Ribeirão Preto - entre o café e a cana
dos coronéis aos carcamanos
do café à cana-de-açúcar
das casas em arte Nouveau aos prédios novos-ricos
Gradativamente mata o seu passado
Ribeirão Preto gira em torno de Getúlio Vargas, talvez alguém tenha planejado isso.
O cartão-postal é a Avenida 9 de julho com suas pedras e buracos: Aos pulos, a modernidade dos motores vai devagar. Nasce de uma bifurcação pedregosa para morrer em outra, já asfáltica, símbolo de que o atraso “ficou para trás”.
Para quem tem alguma dificuldade com história: 9 de julho (Aniversário da Revolução Constitucionalista de 1932: São Paulo x Minas Gerais e Rio Grande do Sul). Os casarões simbolizam o poder dos barões do café. O símbolo do poder da elite cafeeira começa em uma encruzilhada pedregosa e esburacada.

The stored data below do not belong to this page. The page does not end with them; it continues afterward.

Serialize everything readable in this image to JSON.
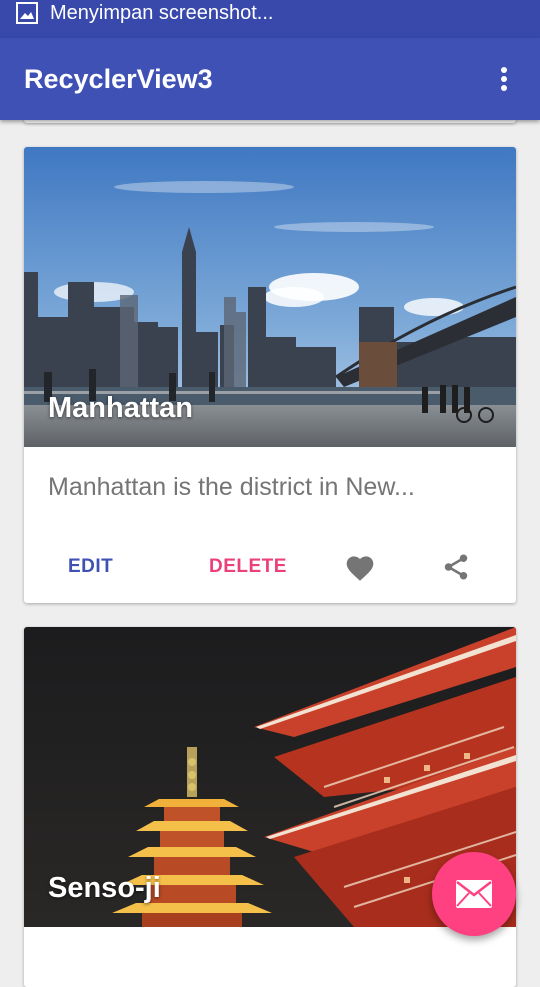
{
  "status_bar": {
    "notification_icon": "image-icon",
    "notification_text": "Menyimpan screenshot..."
  },
  "app_bar": {
    "title": "RecyclerView3",
    "overflow_icon": "more-vert-icon",
    "color": "#3f51b5"
  },
  "cards": [
    {
      "title": "Manhattan",
      "description": "Manhattan is the district in New...",
      "actions": {
        "edit_label": "EDIT",
        "delete_label": "DELETE",
        "favorite_icon": "heart-icon",
        "share_icon": "share-icon"
      }
    },
    {
      "title": "Senso-ji"
    }
  ],
  "fab": {
    "icon": "mail-icon",
    "color": "#ff4081"
  },
  "colors": {
    "primary": "#3f51b5",
    "primary_dark": "#3949ab",
    "accent": "#ff4081",
    "edit_text": "#3f51b5",
    "delete_text": "#ec407a"
  }
}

Suprema ironia, é cortada, primeiro pela Avenida Independência, segundo, pela Avenida Getúlio Vargas. Ela, que vinha pedregosa e preguiçosa, do tempo das charretes e cupês, a partir da Avenida Independência, é coberta pelo asfalto. O progresso vem com pressa, passando por cima ou por baixo da história.
A Avenida Independência e a Avenida Getúlio Vargas correm em direção ao mundo dos endinheirados, porém ambas, por ironia, dão de cara com a Avenida João Fiúza, um professor de História, que decreta suas mortes.

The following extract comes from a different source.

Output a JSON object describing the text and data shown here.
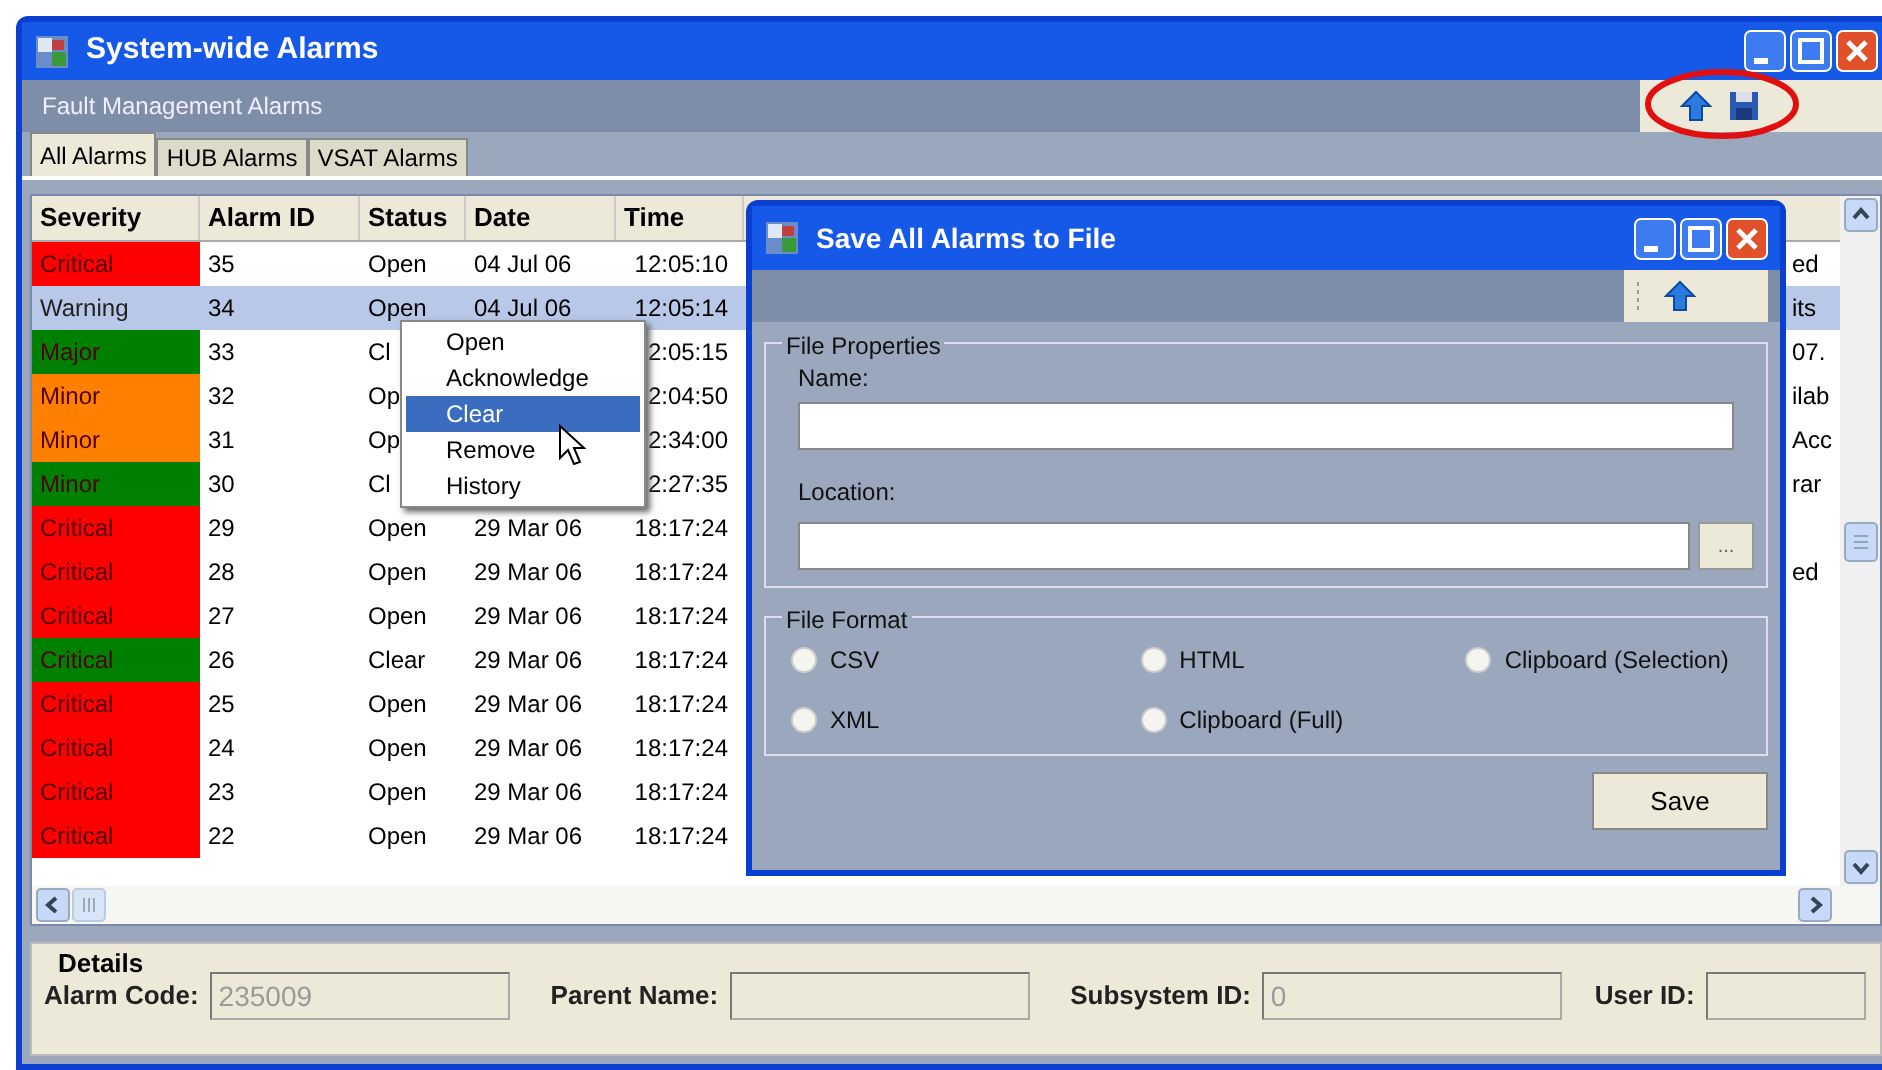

ADENDO EXPLICATIVO: O baiano conservador João Fiúza, curiosamente, foi um professor de “história”, que jamais pisou nessas plagas de coronéis e carcamanos. Quem loteou a região, foi seu filho Godofredo Fiúza, aliado das poderosas famílias tradicionais. O nome da Avenida é, logicamente, uma homenagem ao pai. Curiosamente, no trajeto em direção ao mundo dos ricos, morre em Bomfim; no trajeto em direção ao mundo dos pobres, morre na Avenida Caramuru.
Para quem não é afeito à história, Caramuru foi a denominação que os tupinambás deram ao navegador Diogo Álvares Correia, que naufragou no sul da Bahia.

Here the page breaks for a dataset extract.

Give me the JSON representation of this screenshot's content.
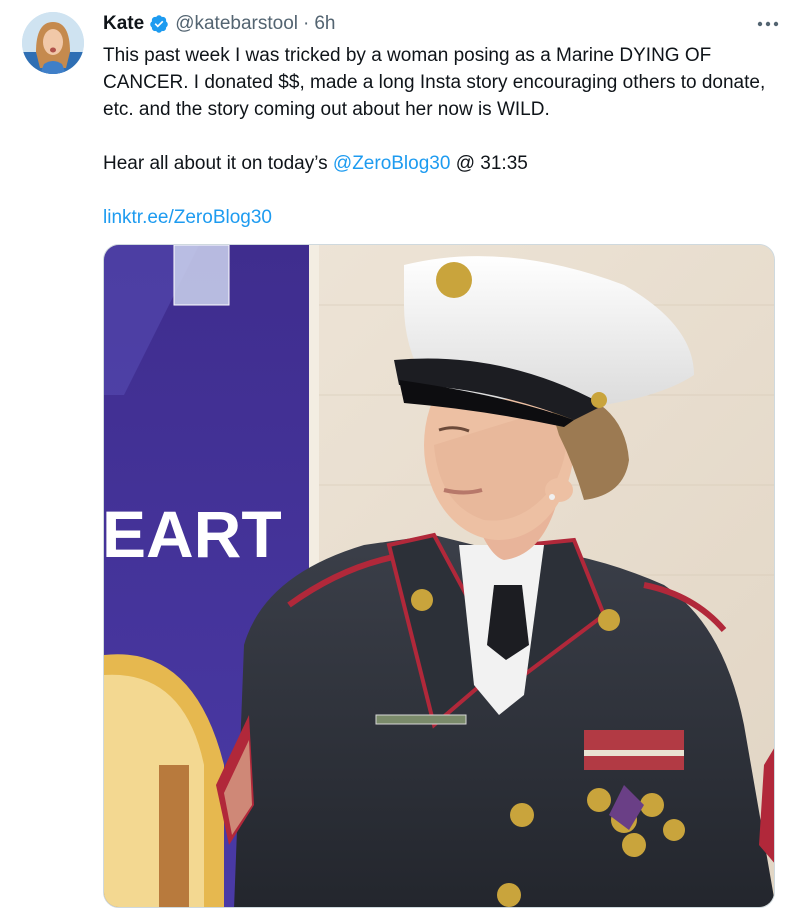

Enquanto a Independência morre, a Getúlio Vargas resiste até a bifurcação com a Avenida João Fiúza: à esquerda, atendendo aos interesses da elite cafeeira, Godofredo vendeu os lotes do Alto da Boa Vista, de onde os coronéis poderiam assistir ao aumento da pobreza daqueles que os serviam. Á direita, desce em linha reta, colocando um ponto final na Independência, morrendo na bifurcação com a Avenida Caramuru, ali começa a Vila Virgínia, um dos bairros mais pobres e populosos da cidade.
A Rua Lafaiete recebe outro capítulo à parte. O nome é uma homenagem ao intelectual aristocrata revolucionário liberal francês, que também lutou nas guerras de Independência dos EUA. Inicia-se na Rua Jerônimo Gonçalves, almirante que lutou na Guerra do Paraguai, é cortada pelas ruas Américo Brasiliense (presidente do partido republicano paulista), pela Visconde de Inhaúma (português, monarquista, amigo de D. Pedro II, lutou na Guerra do Paraguai), pela Barão do Amazonas (português, monarquista, amigo de D. Pedro II, lutou na Guerra do Paraguai), pela Cerqueira César (advogado, sucessor de Américo brasilense na presidência do partido republicano), pela São José (intelectual visionário), Garibaldi (Giuseppe – revolucionário de dois mundos, lutou na Guerra do Paraguai e para fundar a república sul-rio-grandense), pela 7 de setembro (1822, Independência do Brasil) até cortar a Avenida Independência em direção à avenida Francisco Junqueira (nobre de ideais liberais, que derrotou o candidato conservador de D. Pedro II nas urnas). Tem fim a saga da rua Lafaiete entre guerras, conservadorismo e revoluções). Ribeirão Preto é uma ironia a céu aberto.